CSL's "position" and MS Word "section breaks"

Is it possible to reset CSL's "position" condition when a "section break" occurs within a MS Word document?

Explanation: I am preparing an edited volume with contributions by different authors (each in a separate MS Word "section"). Citations are of the form: "Name, Title, Address, Year" for the first reference to the item and "Name, Year" for subsequent ones. Some bibliographic entries are referenced by more than one author. However, I want to have a consolidated bibliography at the end of the book *and* I want recurring references to "restart" with each author, i.e. a citation of an entry already referenced by author N(1) should not be treated as "subsequent" when author N(2, 3, ...) first references it again.
  • it's currently not. IIRC this has been brought up before and turns out to be quite tricky because of how Word sets those section breaks, but @fbennett would remember that better.
  • edited April 11, 2013
    I thought about splitting the Word file into separate documents for each chapter and then merging them into one big file when I'm done editing them. However, this probably wouldn’t work (I guess, I haven't actually tried) because ambiguous author-year citations will not be disambiguated in the original separate files as the citations there do not "know" about the citations in the other files. Any ideas for a workaround? (A possibility--when working with a single big file--would be an option to manually force a "full" author-title citation the same way we can already exclude authors.)
  • It would be a little tedious to set up, but if the individual chapters were given a bibliography that had all of the cites in the full document registered as uncited items, you should get proper disambiguation.

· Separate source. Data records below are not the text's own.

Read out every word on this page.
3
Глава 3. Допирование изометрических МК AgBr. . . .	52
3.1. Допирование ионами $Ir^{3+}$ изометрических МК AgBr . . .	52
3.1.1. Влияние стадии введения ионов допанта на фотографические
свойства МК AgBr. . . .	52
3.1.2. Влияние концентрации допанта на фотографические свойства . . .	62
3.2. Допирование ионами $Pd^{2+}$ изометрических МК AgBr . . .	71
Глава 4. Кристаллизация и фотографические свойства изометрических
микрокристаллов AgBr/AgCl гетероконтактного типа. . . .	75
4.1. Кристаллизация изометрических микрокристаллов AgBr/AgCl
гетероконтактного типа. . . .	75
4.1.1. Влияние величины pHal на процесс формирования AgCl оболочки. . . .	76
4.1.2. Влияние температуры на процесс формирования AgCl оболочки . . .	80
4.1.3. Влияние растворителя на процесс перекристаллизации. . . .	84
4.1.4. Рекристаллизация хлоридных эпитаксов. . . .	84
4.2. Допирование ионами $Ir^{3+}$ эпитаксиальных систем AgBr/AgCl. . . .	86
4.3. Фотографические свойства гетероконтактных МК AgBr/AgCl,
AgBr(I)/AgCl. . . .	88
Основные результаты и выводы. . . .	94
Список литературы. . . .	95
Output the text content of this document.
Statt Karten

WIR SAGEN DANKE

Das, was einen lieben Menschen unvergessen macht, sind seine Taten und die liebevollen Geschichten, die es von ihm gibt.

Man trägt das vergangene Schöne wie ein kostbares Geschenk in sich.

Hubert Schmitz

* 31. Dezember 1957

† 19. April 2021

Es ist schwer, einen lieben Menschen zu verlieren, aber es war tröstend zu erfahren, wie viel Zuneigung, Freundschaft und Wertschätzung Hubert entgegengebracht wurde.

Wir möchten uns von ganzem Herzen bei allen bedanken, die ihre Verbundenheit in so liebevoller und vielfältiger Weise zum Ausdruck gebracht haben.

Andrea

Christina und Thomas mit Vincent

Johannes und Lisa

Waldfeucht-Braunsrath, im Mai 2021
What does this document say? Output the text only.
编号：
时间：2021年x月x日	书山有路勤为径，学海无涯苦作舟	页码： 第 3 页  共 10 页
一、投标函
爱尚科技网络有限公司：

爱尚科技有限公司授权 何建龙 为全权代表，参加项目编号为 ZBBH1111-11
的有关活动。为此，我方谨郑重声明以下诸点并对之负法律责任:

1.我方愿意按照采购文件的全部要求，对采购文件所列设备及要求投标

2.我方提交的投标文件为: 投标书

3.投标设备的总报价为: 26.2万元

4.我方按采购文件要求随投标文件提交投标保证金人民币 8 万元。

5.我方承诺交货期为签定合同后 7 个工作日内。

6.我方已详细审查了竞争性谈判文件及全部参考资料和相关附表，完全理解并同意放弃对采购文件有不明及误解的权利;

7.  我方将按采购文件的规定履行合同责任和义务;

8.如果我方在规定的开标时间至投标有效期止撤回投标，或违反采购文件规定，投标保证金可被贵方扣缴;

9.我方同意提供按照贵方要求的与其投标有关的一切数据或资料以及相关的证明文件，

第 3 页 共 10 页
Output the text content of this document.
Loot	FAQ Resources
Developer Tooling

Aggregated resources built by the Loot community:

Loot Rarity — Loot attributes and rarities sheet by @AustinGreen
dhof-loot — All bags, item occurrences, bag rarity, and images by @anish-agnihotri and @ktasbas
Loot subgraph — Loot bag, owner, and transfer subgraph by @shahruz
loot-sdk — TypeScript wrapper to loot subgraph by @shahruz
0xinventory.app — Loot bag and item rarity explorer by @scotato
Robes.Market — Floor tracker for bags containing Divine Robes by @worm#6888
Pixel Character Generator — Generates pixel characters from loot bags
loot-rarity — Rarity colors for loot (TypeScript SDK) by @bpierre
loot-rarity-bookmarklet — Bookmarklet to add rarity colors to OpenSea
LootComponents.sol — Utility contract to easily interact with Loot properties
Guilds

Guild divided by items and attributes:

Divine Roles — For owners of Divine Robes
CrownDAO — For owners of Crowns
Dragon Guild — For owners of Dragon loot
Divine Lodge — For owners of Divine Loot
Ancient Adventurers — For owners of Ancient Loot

Or just paste the full thesis text after the chapter you're rendering, and discard it after you've proofed and printed.
  • Okay, how would I do that (i.e. register all references of the complete document as "uncited" items in the individual chapter files)?
  • For that approach, you would have to insert them using the "Edit
    bibliography" button in the word processor (hence "tedious"). Pasting
    the full thesis text after the chapter you're printing would be
    simpler, although it might be slower to refresh.
  • Sorry: I never even noticed the "Edit bibliography" entry in Word's menu. I can see how it would be tedious to use that feature. The second approach, however, is clever, thanks! It will also be somewhat cumbersome, though, because the volume consists of 300+ pages, 30+ contributions, 1000+ cites and 400+ bibliographic items. My machine already needs up to 10 seconds to add/edit a reference.
  • Yes. Large documents are a bottleneck. They can be sped up, but it will require attention from the developers. There's no short-term solution for that one.